Sunday, April 6, 2008
When is War Just?
In the 21st century, wars between nations are decreasing while wars between nations and non-nations (ethnic groups, rebels, etc.) are proliferating. As a result, the old model of Just War Theory needs to be revised to accommodate this change in cultural climate. Nicholas Fotion attempts such a revision in his new work, “War & Ethics: A New Just War Theory.” Fotion begins his critique by presenting a general theory of war as understood between nations, “Just War Theory – Regular”:
Before the war begins a nation must have:
currently under attack
been attacked recently
about to be attacked (preemptive strike on identifiable enemy w/knowledge of strike)

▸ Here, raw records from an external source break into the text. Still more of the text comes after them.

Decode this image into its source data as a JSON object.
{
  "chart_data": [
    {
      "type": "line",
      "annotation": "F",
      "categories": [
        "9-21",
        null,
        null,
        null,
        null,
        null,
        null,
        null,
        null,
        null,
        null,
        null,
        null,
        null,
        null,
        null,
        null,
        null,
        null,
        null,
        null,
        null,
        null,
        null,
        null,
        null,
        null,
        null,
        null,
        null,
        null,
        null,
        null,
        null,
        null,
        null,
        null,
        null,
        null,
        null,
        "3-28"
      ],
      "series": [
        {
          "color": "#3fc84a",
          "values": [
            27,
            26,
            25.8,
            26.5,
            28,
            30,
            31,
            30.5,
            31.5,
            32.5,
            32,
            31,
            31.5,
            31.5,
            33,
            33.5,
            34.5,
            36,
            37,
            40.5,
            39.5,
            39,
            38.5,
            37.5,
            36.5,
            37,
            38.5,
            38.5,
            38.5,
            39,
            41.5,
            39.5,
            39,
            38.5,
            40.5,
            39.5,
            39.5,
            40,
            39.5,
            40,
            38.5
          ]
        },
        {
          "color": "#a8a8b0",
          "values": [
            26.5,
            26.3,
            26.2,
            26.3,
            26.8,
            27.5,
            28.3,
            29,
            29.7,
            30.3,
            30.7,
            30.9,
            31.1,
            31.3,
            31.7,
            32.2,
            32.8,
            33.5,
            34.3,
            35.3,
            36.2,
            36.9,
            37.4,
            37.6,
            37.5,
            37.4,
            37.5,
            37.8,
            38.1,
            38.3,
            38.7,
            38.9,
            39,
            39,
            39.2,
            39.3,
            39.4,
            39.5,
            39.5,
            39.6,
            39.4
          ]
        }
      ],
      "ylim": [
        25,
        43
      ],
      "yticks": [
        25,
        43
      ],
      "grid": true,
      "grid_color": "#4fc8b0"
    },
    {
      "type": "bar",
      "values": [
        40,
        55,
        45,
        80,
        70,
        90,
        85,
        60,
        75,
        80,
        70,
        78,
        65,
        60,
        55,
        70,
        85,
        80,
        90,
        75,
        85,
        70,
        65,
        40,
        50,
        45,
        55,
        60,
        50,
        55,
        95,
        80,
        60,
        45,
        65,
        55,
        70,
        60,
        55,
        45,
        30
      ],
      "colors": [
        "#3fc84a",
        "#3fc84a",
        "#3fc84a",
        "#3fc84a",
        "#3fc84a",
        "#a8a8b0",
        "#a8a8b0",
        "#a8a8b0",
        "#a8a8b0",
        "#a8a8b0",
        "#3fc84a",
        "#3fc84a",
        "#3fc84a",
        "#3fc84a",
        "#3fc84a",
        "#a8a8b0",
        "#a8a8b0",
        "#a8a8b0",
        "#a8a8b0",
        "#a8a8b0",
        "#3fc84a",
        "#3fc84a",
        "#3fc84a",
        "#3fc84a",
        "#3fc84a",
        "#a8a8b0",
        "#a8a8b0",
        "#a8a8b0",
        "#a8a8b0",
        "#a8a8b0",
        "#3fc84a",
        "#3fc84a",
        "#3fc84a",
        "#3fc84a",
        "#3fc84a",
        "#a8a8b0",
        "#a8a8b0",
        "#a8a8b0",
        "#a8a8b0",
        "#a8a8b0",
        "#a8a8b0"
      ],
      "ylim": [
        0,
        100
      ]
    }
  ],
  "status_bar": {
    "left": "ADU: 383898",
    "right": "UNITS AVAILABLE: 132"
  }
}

protecting an ally currently under attack
protecting an ally that has been attacked recently
to stop a humanitarian disaster
negotiations must have been enacted
Likelihood of Success
a reasonable assessment of victory
overall cost benefit of going to war – gain must outweigh loss
in relation to Just Cause – intentions must not be imperialistic
war must have support of ruling government
During the war a nation must continue to assess:
specific cost benefit of individual battles – gain must outweigh loss
must target legitimate military targets (not innocent citizens)

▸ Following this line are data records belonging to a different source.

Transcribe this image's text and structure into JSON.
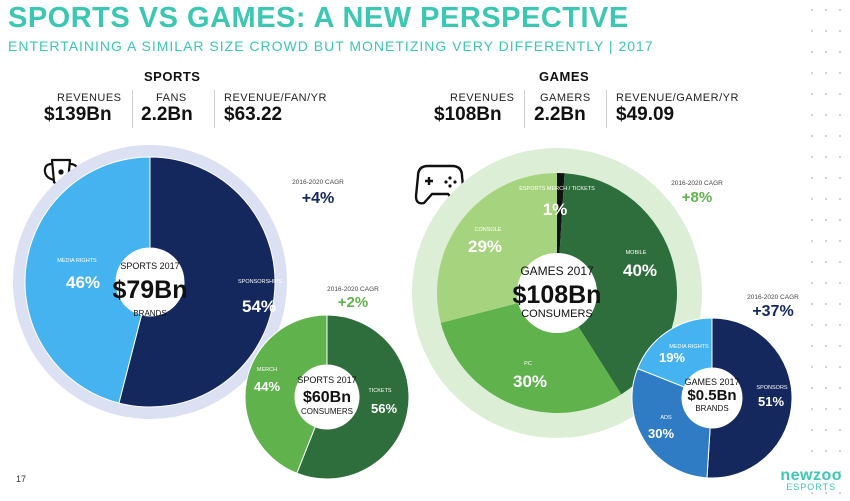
{
  "title": "SPORTS VS GAMES: A NEW PERSPECTIVE",
  "subtitle": "ENTERTAINING A SIMILAR SIZE CROWD BUT MONETIZING VERY DIFFERENTLY | 2017",
  "page_number": "17",
  "logo": {
    "name": "newzoo",
    "sub": "ESPORTS"
  },
  "sports": {
    "heading": "SPORTS",
    "stats": [
      {
        "label": "REVENUES",
        "value": "$139Bn"
      },
      {
        "label": "FANS",
        "value": "2.2Bn"
      },
      {
        "label": "REVENUE/FAN/YR",
        "value": "$63.22"
      }
    ]
  },
  "games": {
    "heading": "GAMES",
    "stats": [
      {
        "label": "REVENUES",
        "value": "$108Bn"
      },
      {
        "label": "GAMERS",
        "value": "2.2Bn"
      },
      {
        "label": "REVENUE/GAMER/YR",
        "value": "$49.09"
      }
    ]
  },
  "colors": {
    "navy": "#14285e",
    "lightblue": "#45b3f0",
    "midblue": "#2f7cc4",
    "palelavender": "#dbe1f3",
    "palegreen": "#dcefd6",
    "darkgreen": "#2e6e3c",
    "green": "#5fb24c",
    "lightgreen": "#a6d37e",
    "black": "#111111",
    "teal": "#3cc7b2"
  },
  "chart_data": [
    {
      "type": "pie",
      "center_title": "SPORTS 2017",
      "center_value": "$79Bn",
      "center_sub": "BRANDS",
      "cagr_label": "2016-2020 CAGR",
      "cagr_value": "+4%",
      "slices": [
        {
          "name": "SPONSORSHIPS",
          "value": 54,
          "label": "54%",
          "color": "#14285e"
        },
        {
          "name": "MEDIA RIGHTS",
          "value": 46,
          "label": "46%",
          "color": "#45b3f0"
        }
      ]
    },
    {
      "type": "pie",
      "center_title": "SPORTS 2017",
      "center_value": "$60Bn",
      "center_sub": "CONSUMERS",
      "cagr_label": "2016-2020 CAGR",
      "cagr_value": "+2%",
      "slices": [
        {
          "name": "TICKETS",
          "value": 56,
          "label": "56%",
          "color": "#2e6e3c"
        },
        {
          "name": "MERCH",
          "value": 44,
          "label": "44%",
          "color": "#5fb24c"
        }
      ]
    },
    {
      "type": "pie",
      "center_title": "GAMES 2017",
      "center_value": "$108Bn",
      "center_sub": "CONSUMERS",
      "cagr_label": "2016-2020 CAGR",
      "cagr_value": "+8%",
      "slices": [
        {
          "name": "ESPORTS MERCH / TICKETS",
          "value": 1,
          "label": "1%",
          "color": "#111111"
        },
        {
          "name": "MOBILE",
          "value": 40,
          "label": "40%",
          "color": "#2e6e3c"
        },
        {
          "name": "PC",
          "value": 30,
          "label": "30%",
          "color": "#5fb24c"
        },
        {
          "name": "CONSOLE",
          "value": 29,
          "label": "29%",
          "color": "#a6d37e"
        }
      ]
    },
    {
      "type": "pie",
      "center_title": "GAMES 2017",
      "center_value": "$0.5Bn",
      "center_sub": "BRANDS",
      "cagr_label": "2016-2020 CAGR",
      "cagr_value": "+37%",
      "slices": [
        {
          "name": "SPONSORS",
          "value": 51,
          "label": "51%",
          "color": "#14285e"
        },
        {
          "name": "ADS",
          "value": 30,
          "label": "30%",
          "color": "#2f7cc4"
        },
        {
          "name": "MEDIA RIGHTS",
          "value": 19,
          "label": "19%",
          "color": "#45b3f0"
        }
      ]
    }
  ]
}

Since war is increasingly fought between nations and non-nations groups, Fotion proposes separate criteria for nations and non-nations engaged in war. He calls his theory “Just War – Irregular.”
According to Fotion, nations need not apply last resort because non-nations usually have no centralized authority with whom a nation may negotiate. In addition, since non-nations use secrecy as a tactic in warfare, nations are not held strictly to the discrimination principle - targeting only military targets.
On the other hand, non-nations need not apply a likelihood of success because no rebel group could ever satisfy the principle. Hence, no non-nation could ever be justified in going to war. In addition, non-nations do not have to satisfy legitimate authority due to their loose organizational structure.
The most controversial claim Fotion makes is that a nation may attack a non-nation group that has not necessarily been clearly identified and may not even have been responsible for some not-so-recent attacks on it. In addition to giving general criteria (non-nation group has powerful weapons, is collecting more, gaining new recruits, has plans for a future attack, then it can be attacked.), Fotion states that the variation of these attacks require a case-by-case analysis.
Fotion believes these twin theories provide a new Just War Theory that helps us analyze war in the 21st Century. A war between Russia and the United States would follow “Just War Theory – Regular” while a war between Japan and the Taliban would follow “Just War Theory – Irregular.” Do you think Fotion’s new theory is correct? Is it just? Is it unfairly applied to nations? To non-nations?